My schedule includes two academic presentations because I bent the rules slightly to talk about Strange & Norrell (not just an excuse to show Charles Vess’ glorious illustrations!) and a bit about Scots literary history as there is a special track for that. My topics:
SCOTLAND’S FIRST FLIGHT: 1507
In 1507 alchemist John Damian flew from the ramparts of Stirling Castle to demonstrate the efficacy of flight to King James IV. He plummeted to earth and broke his thigh bone. We might not know of this momentous failure were it not for the seething envy of poet William Dunbar. When an enemy’s ignominious defeat is not sufficient humiliation, the truly vengeful turns to poetry. Dunbar glories in Giovanni Damiano’s failure to launch, but recording his crash landing is not sufficient to exorcise the revulsion he feels at the alchemist’s unnatural magic–nor is it sufficient to dispel his apparent favour with the king, who remains fascinated with the modern science of alchemy. Unlike John Leslie’s more measured account in A Historie of Scotland, Dunbar portrays Damian’s flight as not only a failure, but as the logical end of a swindler and possibly even a murderer–and one of the ‘sonis of Sathanis seid’. Dunbar sees the birds who attack him as ‘Sanct Martynis fowle’ representing nature as an aspect of the divine. The poet, claiming also to be divinely inspired, must take their part against the ‘deviant con artist.’
Sat 10 Aug 10:30 – Meeting Academy M4
‘VAGUE NOTIONS OF MAGIC AND RUINS’: JONATHAN STRANGE & MR NORRELL AS FOLK GOTHIC
In Folk Gothic (2023), Dawn Keetley argues that the genre ‘unfurls stories outside of what Eileen Joy has dubbed the typical “human-centred, historicist frames of reference”. When non-human things and forces, the natural and built environments, move to the fore…Time and space become unloosed from human time and space’ (10). The clash between magic—historical and contemporary—in Clarke’s novel centres around this unloosening as English magic begins to return in the form of the uncanny Raven King. Keetley builds upon Chris Baldick’s influential definition of Gothic as ‘a fearful sense of inheritance in time’ (1993, xix) to innovate a genre haunted not just with the human past but the past of the land itself. The events of the novel are stirred into action largely by the dogged interest of John Segundus in ‘vague notions of magic and ruin’ attached to haunted places like the Shadow House (chapter 23) and Norrell’s own Hurtfew Abbey, its history entwined with the Raven King. The landscape of England is haunted by his absence, yet as the novel unfolds it is his presence, too, that permeates the hills and woods and paths. In Folk Gothic, Keetley sees ‘agency is immanent in the landscape and in folkloric “things” and in the uncanny power of interwoven inherited ritual and tradition’ (16). The overlap and interpenetration of fairy lands with the English landscape offer an excellent illustration of this concept. The uncovering of ritual by Johnathan Strange’s intuitive experiments, Gilbert Norrell’s obsessive research, and Stephen Black’s direct observation of the Gentleman with Thistle Down Hair is key to the return of English Magic. Childermass embodies the living tradition with his connection to the ‘liminal space of entanglement of human and non-human actors’ (39) linked by heritage to the Raven King’s realm.

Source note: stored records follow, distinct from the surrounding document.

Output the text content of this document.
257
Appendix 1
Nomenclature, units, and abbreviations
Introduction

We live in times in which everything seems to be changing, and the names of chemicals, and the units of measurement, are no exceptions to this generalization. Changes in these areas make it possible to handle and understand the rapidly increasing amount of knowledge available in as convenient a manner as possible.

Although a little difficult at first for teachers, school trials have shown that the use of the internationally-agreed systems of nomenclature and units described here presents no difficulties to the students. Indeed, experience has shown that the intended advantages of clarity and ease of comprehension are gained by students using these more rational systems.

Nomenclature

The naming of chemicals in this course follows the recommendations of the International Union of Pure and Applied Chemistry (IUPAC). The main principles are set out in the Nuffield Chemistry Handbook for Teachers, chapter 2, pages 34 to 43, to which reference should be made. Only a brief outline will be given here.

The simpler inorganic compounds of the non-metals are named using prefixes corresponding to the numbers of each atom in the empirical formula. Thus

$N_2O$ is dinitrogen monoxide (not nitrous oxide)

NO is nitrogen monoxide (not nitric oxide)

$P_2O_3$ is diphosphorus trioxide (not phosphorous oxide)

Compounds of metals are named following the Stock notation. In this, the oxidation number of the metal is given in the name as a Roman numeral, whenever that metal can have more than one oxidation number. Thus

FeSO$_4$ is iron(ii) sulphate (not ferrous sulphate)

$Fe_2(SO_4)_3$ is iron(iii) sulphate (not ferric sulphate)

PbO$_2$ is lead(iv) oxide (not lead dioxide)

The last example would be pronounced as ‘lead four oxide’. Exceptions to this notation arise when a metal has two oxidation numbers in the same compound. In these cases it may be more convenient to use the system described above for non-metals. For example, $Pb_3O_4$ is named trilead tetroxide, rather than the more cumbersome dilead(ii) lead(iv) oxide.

Sat 10 Aug 14:30 – Dochart 2
Yes, I will only be there Saturday. I am not sure how ready I am for a big, crowded event. I am certainly ready to chat with folks, but suspect I will probably look shell-shocked most of the time. Just catch my attention and make me sit down somewhere. Full schedule live later today.
I may bring a deck with me. Please remember I am now unemployed, so consider at least buying me a tea if you want a reading. I shall endeavour to tame my thistledown hair though I am overdue for a haircut.